# Catching fish in planted tank ?



## Raymond S. (Jan 11, 2013)

Anyone who has found a way of getting to fish to catch them in a tank that has lots of plants in your
way, please let me in on that secret. I have gone to the tank in the dark(at night)when I thought it might be
easy cause they are sleeping....wrong...not after I turn on that flash light anyway. Did get one or two this
way but I have 10-12 that need to go and they are sly little 1/2" fish in a lot of plants so...
Least Killifish BTW in case you might have wondered what kind are only 1/2". And then there are the RCS
which need to be thinned out. But they are a bit easier.


----------



## hotwingz (Mar 3, 2013)

With out tearing up the tank it just takes patience. Or you can make a trap with a water or pop bottle.


----------



## majerah1 (Oct 29, 2010)

Also have read they cant see red.. They have red nets so it makes it easier. Also yes, patience is key.


----------



## hotwingz (Mar 3, 2013)

Ya ive heard the red net helps but isn't fool proof.


----------



## Raymond S. (Jan 11, 2013)

Actually I have a headlight that I use for this cause it has white or red LED light bulbs. Thought it would help but not...


----------



## dalfed (Apr 8, 2012)

I keep a net in the open area and herd them in with another net or my hand.


----------



## coralbandit (Jul 29, 2012)

Hard time in a 10G!Try getting 100 kribs out of your 180G!
Take everything out and get it over with.I thought it would take me all weekend,but was done in under 3 hours when I pulled all the hides and snares for my net!


----------



## Rod4Rodger (Jan 2, 2012)

Don't catch them. They do not like it... however when they are sick... some can be tricked and lured, some are too fast and smart. You may have to do a little moving of plants and you might try a tank divider to get them into a smaller area.


----------



## hotwingz (Mar 3, 2013)

It also gives you the opportunity to rearrange your tank.


----------



## starrysparkle (Aug 4, 2013)

I did that the other day got my 4 Dalmatian mollies out of my 55 gallon heavily planted tank into my 10 gallon ,, was quite the adventure took me about 2 hrs to get them all the first 3 no problem the last one I was ready to tear the tank up and take every thing out ,, he kept hiding to where I could not see him ,,, I looked and looked couldn't find so I sat down and just kept peaking around the corner I finally saw him so I went up to the tank real slow and I swear as soon as he saw me he was gone again ,,lol,, so I took some chopsticks ( the only thing I had handy lol ) and started rattling plants with them ,, that's how I finally got him chased him in a corner had the net ready and yeaah success .. ,, it was quite hilarious though ,, woman versus fish and the fish almost won ,,lol


----------



## FishFlow (Sep 13, 2011)

Lol. My secret. Which I do use alot. Saves me alot of time and trouble. Wouldn't know what to do without this secret.

Have the wife do it.


----------



## jrman83 (Jul 9, 2010)

coralbandit said:


> Hard time in a 10G!Try getting 100 kribs out of your 180G!
> Take everything out and get it over with.I thought it would take me all weekend,but was done in under 3 hours when I pulled all the hides and snares for my net!
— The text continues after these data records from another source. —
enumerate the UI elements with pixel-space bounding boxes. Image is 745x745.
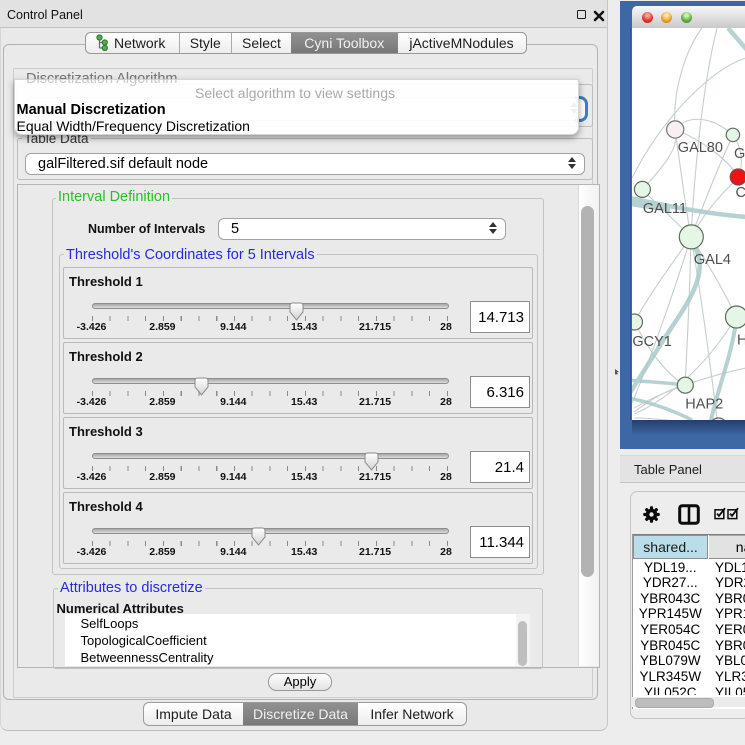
svg-text:HAP2: HAP2	[685, 397, 723, 413]
svg-text:GCY1: GCY1	[632, 334, 672, 350]
svg-text:H: H	[737, 332, 745, 348]
svg-text:C: C	[735, 185, 745, 201]
svg-text:GAL11: GAL11	[642, 201, 686, 217]
svg-text:GAL80: GAL80	[677, 140, 722, 156]
svg-text:GAL4: GAL4	[693, 252, 730, 268]
svg-text:GA: GA	[734, 146, 745, 162]
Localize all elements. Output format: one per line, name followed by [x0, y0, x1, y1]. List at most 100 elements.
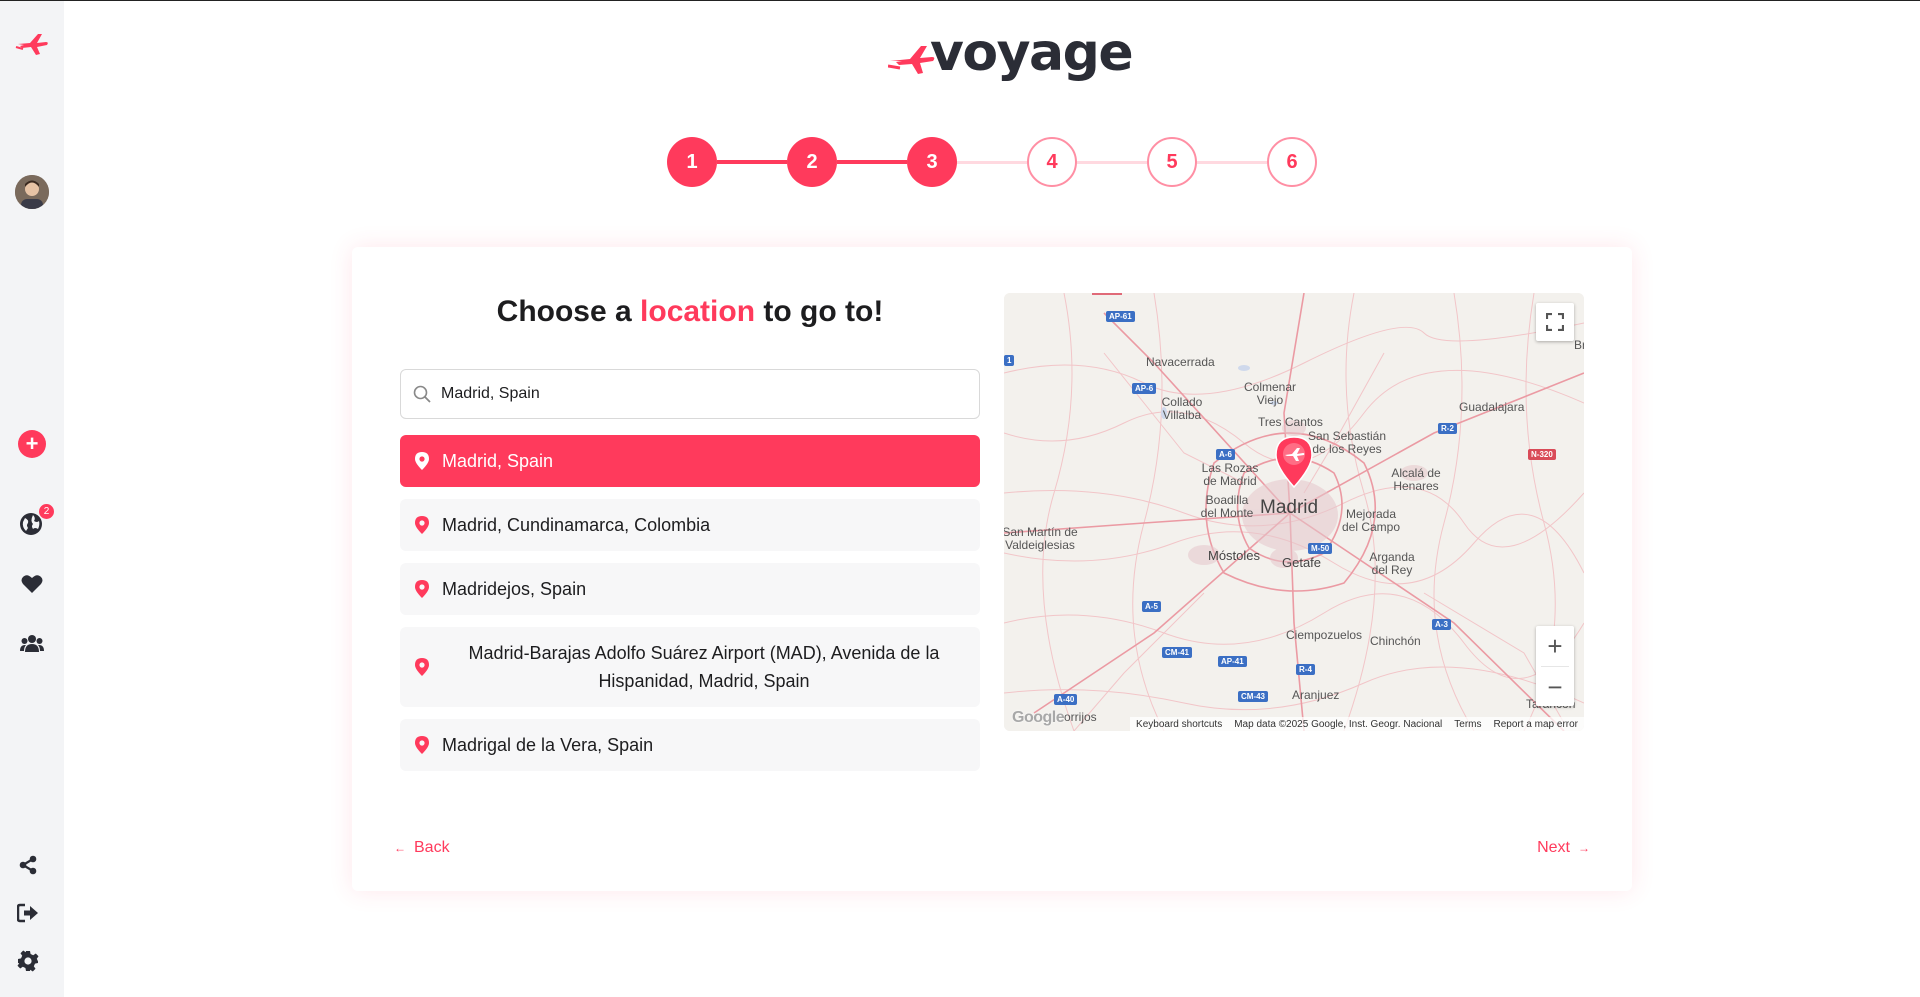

I feel you. My tanks are only 6ft long and planted and only 125s, but I usually just give up.


----------



## starrysparkle (Aug 4, 2013)

,, lol,, have the wife do it ,,, that's too funny ,, my husband is not involved in this at all those are my tanks as he keeps reminding me ,lol ,, but I love messing around with my tanks ,,,, love watching the fish,,, its an addicting hobby ,, im ready to get a bigger tank wouldn't mind a 100-120 gallon tank but need to figure out where to put it


----------



## Arthur7 (Feb 22, 2013)

+1 like dalfeld. In this case, I put a big net on a site where plants are less. It must be well opened. Then I go in slowly by hand and drive them into the network. This can not be moved in it, or they are shy.


----------



## Avraptorhal (Jan 24, 2013)

Arthur7 said:


> +1 like dalfeld. In this case, I put a big net on a site where plants are less. It must be well opened. Then I go in slowly by hand and drive them into the network. This can not be moved in it, or they are shy.
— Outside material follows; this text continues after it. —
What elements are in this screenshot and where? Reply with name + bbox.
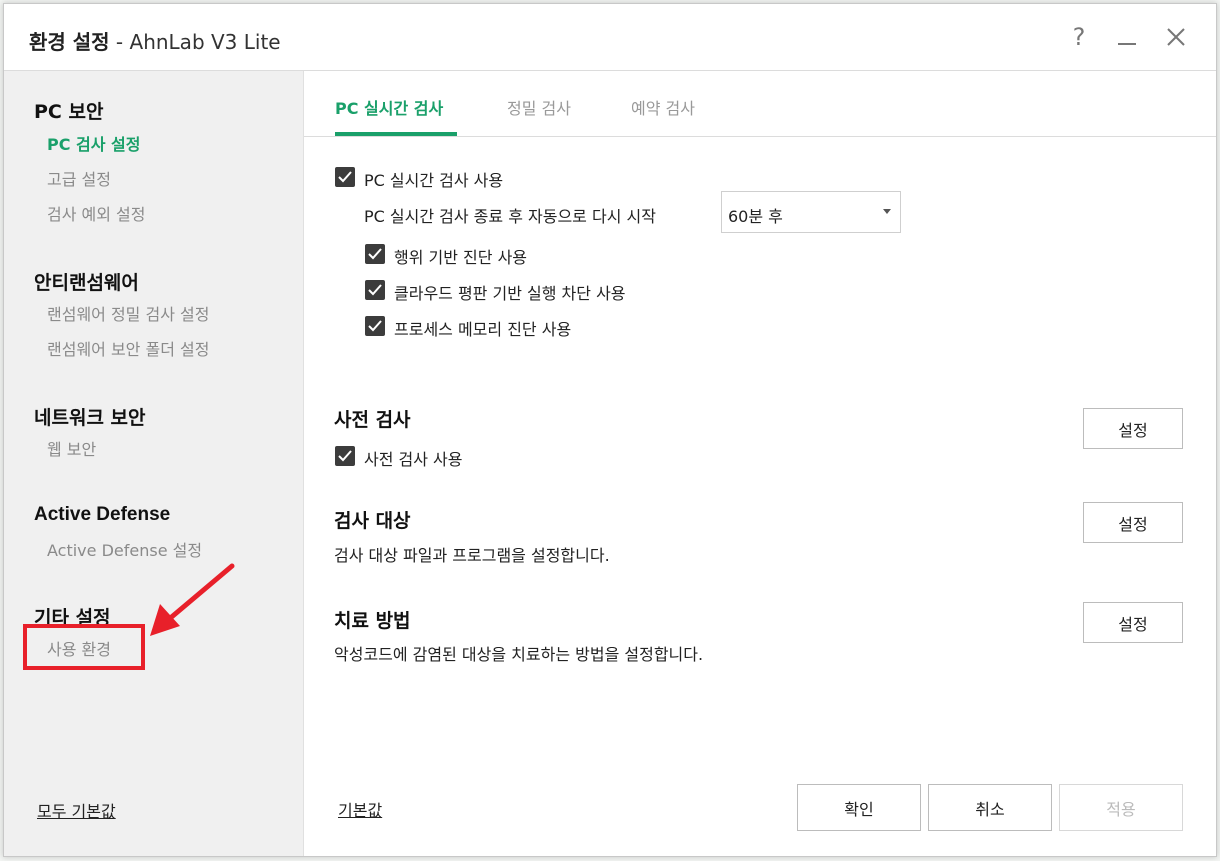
annotation-arrow-icon <box>150 563 235 636</box>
Diana Walstead describes her method in her book. She says build a wall of bricks, rocks whatever you can get a hold in one end of the tank. Have a divider ready, herd the fish to the wall you just built, put the divider behind them and scoop them up. 

I haven't tried it so can't vouch for it. Sounds as good as any other system I've heard about. I have a cloud of unplanned frys in the tank and I need to get them out since if they get much bigger I'll have monster of an overstocked tank.


----------



## Raymond S. (Jan 11, 2013)

I do appreciate all the replies. I just replanted that tank/w the new substrate and plants. Some of which are delicate yet.
It also has that built in filter which the fish can get into to avoid whatever.
So...this is the solution I've come up/w to try out.
Penn Plax Net Breeder at PETCO
I'll put it in there and leave it for one or two days placing foods in it during that time to get them used to it
being there. Then I can just pick it up after a few go in when I put more food in. Won't know till I try it.
Won't mess up the tank though. Bought mine at Wally World for $3. Now if this will work on the shrimp I could
stand to be rid of a few of them also. Same issue...overpopulation. They are a bit easier to just catch than the fish.
But after you get the first one or two the rest become gun shy.
I think letting it be just under the water line about half an inch would be best. If not, it only cost $3 so a hole in the side would also work.
It appears to be made of nylon so a hot paper clip would melt it. Seems to have space under the top edge to catch air which may hinder
getting it under the water line.


----------



## jccaclimber2 (May 6, 2012)

Most of my fish come to the surface when they think I'm going to feed them, or when I use floating food. If you're quick with a net you can catch a lot during this time.

For most fish you can't catch, food in a container, wait a while, scoop the container and the fish.

Two nets, or a net and a hand work well.

For small loaches just tear down the entire tank.


----------